Abstract: SA-PO444
Polycystic Kidney Disease Is Significantly Associated with Alzheimer Dementia RiskPropensity Score Matched Analysis of a Nationwide, Population-Base Cohort
Session Information
- CKD: Cognitive Dysfunction, Depression, Quality of Life
November 04, 2017 | Location: Hall H, Morial Convention Center
Abstract Time: 10:00 AM - 10:00 AM
Category: Chronic Kidney Disease (Non-Dialysis)

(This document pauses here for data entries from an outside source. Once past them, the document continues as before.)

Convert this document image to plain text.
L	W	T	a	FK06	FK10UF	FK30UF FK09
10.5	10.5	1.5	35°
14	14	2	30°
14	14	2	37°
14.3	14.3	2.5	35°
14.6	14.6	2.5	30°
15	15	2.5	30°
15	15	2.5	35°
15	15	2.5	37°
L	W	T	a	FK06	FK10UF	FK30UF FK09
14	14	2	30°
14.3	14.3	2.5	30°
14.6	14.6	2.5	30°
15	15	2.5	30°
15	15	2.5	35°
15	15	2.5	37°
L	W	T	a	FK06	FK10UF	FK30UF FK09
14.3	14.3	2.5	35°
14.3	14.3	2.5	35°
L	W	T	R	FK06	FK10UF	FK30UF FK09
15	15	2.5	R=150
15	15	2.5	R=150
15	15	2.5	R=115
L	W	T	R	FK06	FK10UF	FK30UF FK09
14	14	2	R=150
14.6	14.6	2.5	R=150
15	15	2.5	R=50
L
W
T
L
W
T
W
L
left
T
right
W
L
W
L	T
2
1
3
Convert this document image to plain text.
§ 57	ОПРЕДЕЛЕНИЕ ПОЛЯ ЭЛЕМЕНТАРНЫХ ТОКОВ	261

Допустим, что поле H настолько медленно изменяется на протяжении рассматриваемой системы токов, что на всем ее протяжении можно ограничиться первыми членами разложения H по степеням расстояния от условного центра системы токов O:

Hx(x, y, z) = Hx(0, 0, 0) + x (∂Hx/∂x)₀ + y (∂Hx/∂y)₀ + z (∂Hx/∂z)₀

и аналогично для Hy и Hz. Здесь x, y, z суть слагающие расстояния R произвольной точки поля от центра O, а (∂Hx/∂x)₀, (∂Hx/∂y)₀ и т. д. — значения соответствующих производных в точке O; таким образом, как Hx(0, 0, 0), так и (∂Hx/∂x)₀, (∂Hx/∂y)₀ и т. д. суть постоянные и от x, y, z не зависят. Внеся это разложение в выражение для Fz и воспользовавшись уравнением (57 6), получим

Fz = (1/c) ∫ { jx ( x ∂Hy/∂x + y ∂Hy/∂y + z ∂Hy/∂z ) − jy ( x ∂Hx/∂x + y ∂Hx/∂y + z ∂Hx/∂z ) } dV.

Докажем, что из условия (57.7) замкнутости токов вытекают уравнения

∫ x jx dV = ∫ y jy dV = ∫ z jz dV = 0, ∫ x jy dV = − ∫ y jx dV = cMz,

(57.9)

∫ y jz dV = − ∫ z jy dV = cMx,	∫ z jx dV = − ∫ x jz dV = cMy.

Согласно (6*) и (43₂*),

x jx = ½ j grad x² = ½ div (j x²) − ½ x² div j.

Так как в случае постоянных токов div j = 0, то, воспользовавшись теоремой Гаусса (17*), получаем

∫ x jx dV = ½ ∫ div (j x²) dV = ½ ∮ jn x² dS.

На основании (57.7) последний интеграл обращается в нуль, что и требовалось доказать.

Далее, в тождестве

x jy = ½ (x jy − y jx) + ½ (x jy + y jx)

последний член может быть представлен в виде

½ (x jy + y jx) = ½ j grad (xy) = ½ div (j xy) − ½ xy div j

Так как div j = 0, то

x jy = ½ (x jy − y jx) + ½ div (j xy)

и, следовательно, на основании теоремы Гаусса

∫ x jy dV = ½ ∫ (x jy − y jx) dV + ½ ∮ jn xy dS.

- 306 CKD: Cognitive Dysfunction, Depression, Quality of Life
Authors
- Yu, Tung-Min, Taichung Veterans General Hospital, Taichung ---, Taiwan
- Chuang, Ya-Wen, Taichung Veterans General Hospital, Taichung ---, Taiwan
- Moriishi, Misaki, Tsuchiya General Hospital, Hiroshima, Hiroshima, Japan
- Tsuchiya, Shinichiro, Tsuchiya General Hospital, Hiroshima, Hiroshima, Japan
Background
Data on the risk of neurodegenerative diseases, including Alzheimer disease and Parkinson disease, in patients with polycystic kidney disease (PKD) are lacking.
Methods
A total of 4229 patients who were aged ≥20 years and had received a diagnosis of PKD were included in the PKD cohort. For each PKD case identified, 1 participant aged ≥20 years without a history of PKD, dementia, or PD was selected from the comparison cohort. For each patient with PKD, the corresponding controls were selected 1:1 on the basis of the nearest propensity score calculated using logistic regression.
Results
The incidence density rates of dementia were 4.31 and 2.50 per 1000 person-years in the PKD and control cohorts, respectively. A 2.04-fold higher risk of dementia was observed in patients with PKD than in controls (adjusted hazard ratio [aHR] = 2.04; 95% confidence interval [CI] = 1.46–2.85). Regarding the risk of different dementia subtypes including AD and vascular dementia (VD), the aHR for AD and pre-senile dementia was 2.71 (95% CI = 1.08–6.75) and that for VD was 0.90 (95% CI = 0.43–1.87) in patients with PKD compared with controls, after adjustment for age, sex, and comorbidities. Compared with controls, the risk of PD increased by 1.78-fold (95% CI = 1.14–2.79) in patients with PKD.
Conclusion
In clinical practice, health care professions should be aware of the risk of these neurodegenerative diseases in patients with PKD.